State passes
Property Rates Bill
23 February 2004
By Karen Pretorius
THE National Assembly has passed the municipal Property Rates Bill, which is set to regulate the power of municipalities to impose rates on properties.
Minister for Provincial and Local Government Sydney Mufamadi described the legislation as an instrument to assist municipalities with local economic development.
The minister said communities, public representatives and municipal managers should discuss the implementation of the Bill.
He said the drafters of this Bill were acutely sensitive to the fact that municipalities had differently sized rates bases and differed from each other in their administrative capacity to raise revenue due to them.

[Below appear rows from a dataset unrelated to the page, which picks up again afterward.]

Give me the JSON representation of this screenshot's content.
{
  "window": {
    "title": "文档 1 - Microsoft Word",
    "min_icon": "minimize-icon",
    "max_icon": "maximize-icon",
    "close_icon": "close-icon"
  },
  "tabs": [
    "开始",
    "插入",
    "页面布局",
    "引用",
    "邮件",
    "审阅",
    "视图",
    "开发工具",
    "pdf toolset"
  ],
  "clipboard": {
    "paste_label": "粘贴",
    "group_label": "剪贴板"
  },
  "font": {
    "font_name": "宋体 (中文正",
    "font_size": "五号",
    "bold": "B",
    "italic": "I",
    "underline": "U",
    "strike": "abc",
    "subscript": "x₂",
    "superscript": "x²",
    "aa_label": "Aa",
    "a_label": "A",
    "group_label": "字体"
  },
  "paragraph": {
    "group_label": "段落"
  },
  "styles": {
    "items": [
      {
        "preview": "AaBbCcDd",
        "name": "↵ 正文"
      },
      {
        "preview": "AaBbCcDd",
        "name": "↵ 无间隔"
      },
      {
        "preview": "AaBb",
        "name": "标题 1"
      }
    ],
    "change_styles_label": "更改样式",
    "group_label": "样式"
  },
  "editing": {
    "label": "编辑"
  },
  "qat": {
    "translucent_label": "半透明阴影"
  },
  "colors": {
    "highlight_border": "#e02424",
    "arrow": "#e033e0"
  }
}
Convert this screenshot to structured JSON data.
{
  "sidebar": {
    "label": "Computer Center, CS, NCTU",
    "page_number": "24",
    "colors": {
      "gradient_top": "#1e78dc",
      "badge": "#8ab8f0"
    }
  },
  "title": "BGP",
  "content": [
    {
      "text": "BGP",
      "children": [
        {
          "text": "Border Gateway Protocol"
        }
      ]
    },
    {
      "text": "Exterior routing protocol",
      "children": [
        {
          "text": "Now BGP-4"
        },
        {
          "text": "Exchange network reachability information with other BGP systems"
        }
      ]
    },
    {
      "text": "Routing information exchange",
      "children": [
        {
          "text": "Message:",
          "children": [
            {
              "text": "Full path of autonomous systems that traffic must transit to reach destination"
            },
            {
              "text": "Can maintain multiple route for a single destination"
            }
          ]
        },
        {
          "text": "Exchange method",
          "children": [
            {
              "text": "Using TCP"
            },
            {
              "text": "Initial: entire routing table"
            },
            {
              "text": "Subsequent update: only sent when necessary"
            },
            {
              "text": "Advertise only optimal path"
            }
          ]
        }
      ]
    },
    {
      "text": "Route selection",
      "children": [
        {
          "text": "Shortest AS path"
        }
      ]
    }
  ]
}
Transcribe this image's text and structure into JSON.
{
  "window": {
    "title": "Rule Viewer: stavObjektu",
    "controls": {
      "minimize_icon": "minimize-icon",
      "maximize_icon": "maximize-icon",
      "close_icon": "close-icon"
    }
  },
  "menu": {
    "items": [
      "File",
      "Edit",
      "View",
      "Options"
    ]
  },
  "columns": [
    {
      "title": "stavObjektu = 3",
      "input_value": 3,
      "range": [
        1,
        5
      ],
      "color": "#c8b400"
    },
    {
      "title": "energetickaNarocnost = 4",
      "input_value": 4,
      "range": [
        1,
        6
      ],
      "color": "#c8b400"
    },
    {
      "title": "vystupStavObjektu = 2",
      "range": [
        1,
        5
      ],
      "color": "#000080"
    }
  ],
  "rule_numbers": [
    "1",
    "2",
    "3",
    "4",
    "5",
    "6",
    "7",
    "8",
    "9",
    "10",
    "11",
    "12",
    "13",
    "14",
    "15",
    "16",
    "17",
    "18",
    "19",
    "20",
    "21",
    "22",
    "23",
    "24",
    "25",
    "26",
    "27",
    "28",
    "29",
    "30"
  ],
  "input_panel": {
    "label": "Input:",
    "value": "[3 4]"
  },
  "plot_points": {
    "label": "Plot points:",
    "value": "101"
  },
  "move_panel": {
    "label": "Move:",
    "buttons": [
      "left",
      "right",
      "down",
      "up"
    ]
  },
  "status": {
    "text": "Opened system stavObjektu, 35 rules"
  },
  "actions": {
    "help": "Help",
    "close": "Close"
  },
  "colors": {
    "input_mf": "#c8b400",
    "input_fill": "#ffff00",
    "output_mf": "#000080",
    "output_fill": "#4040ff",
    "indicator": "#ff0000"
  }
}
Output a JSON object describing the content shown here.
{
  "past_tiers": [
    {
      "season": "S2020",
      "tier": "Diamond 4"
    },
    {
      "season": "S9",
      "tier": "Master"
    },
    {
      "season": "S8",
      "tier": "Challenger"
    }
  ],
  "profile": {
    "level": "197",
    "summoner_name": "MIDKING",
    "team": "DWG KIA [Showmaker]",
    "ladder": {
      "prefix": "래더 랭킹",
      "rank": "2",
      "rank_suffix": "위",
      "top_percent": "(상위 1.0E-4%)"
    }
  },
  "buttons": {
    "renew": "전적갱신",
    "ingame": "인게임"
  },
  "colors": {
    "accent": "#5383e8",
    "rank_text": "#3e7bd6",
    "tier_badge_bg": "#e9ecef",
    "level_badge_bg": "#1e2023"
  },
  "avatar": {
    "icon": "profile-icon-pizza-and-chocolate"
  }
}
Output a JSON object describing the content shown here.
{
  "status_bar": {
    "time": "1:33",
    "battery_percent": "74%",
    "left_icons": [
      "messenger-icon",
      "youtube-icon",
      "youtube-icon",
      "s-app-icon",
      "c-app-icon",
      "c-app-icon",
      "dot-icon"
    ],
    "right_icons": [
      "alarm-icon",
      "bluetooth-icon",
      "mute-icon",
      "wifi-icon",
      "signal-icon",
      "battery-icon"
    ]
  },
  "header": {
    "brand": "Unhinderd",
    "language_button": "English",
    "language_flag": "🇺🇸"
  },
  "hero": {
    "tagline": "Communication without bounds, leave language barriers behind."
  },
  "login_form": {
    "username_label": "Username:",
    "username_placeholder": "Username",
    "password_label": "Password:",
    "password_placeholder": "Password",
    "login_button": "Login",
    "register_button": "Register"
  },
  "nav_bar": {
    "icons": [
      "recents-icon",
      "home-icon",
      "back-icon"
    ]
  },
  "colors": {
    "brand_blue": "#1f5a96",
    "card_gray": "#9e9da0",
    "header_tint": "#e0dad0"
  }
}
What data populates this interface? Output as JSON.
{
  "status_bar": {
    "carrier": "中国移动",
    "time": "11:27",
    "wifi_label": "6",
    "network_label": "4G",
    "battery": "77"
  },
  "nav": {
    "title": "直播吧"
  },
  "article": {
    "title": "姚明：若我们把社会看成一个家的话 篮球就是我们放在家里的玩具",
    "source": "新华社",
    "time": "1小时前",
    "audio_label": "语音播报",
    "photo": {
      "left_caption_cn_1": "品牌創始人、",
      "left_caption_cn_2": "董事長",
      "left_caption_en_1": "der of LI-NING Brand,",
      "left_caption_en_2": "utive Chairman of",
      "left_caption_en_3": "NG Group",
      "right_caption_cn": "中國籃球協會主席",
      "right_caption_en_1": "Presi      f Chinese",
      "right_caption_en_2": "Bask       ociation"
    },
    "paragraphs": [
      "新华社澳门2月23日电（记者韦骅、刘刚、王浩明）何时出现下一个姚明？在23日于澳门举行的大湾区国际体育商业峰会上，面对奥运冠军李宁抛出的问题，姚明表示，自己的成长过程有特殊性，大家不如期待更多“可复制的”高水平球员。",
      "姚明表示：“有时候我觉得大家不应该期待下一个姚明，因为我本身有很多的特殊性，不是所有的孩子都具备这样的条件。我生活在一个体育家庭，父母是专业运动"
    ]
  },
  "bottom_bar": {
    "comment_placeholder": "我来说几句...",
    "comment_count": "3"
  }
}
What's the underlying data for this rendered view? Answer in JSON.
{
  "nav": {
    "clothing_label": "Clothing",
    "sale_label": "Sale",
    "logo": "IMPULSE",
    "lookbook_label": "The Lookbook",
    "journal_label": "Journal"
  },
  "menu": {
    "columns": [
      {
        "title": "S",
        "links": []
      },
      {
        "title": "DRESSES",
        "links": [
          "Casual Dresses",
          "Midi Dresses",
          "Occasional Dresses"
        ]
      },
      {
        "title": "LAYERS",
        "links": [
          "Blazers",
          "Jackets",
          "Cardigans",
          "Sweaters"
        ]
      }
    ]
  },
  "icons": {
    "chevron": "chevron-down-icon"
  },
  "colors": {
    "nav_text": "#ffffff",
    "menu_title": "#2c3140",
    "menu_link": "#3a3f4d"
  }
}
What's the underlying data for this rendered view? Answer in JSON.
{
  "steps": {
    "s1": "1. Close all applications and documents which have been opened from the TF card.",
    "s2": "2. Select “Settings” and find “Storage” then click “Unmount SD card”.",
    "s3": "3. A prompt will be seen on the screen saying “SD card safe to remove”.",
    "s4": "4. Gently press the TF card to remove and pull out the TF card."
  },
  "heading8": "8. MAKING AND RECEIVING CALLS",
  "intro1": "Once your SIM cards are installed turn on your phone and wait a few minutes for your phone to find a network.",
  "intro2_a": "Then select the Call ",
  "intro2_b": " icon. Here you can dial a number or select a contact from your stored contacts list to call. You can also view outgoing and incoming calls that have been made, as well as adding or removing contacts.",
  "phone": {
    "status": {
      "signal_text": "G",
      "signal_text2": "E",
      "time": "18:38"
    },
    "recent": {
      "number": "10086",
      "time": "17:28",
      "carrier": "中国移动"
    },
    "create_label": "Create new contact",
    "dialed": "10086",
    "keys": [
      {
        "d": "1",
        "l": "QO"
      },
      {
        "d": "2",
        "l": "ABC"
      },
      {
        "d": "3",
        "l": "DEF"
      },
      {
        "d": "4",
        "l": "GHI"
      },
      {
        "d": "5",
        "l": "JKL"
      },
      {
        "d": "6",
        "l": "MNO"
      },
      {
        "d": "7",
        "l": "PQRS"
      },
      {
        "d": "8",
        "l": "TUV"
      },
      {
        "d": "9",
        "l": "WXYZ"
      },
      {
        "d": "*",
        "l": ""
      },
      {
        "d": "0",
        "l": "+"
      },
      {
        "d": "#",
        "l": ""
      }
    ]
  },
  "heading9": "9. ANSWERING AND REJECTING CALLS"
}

The Property Rates Bill will bring about a new property rates system. It allows municipalities to extend the levying of rates to properties that have been partially or completely excluded from rates. These include public entities, farmers, religious, welfare and charity organisations, independent schools and conservation bodies.
Yunus Carrim, chairperson of the Portfolio Committee on Provincial and Local Government, asked for an intensive campaign to raise awareness of the bill, saying the department and the South African Local Government Association should undertake this.
He said the bill did not prescribe that property rates be levied on traditional authority areas. "Each municipality must decide itself on this, but it may be difficult to levy property rates on communal areas unless it is registered in the name of an individual," he said.
Carrim explained that owners were not liable for rates if properties were less than R15 000 in value. Land reform beneficiaries are also excluded from property rates for 10 years, after which municipalities must phase in rates over three years.
"The new property rates system has to be phased in appropriately in consultation with a range of stakeholders," he said. The bill will be sent to the National Council of Provinces for concurrence.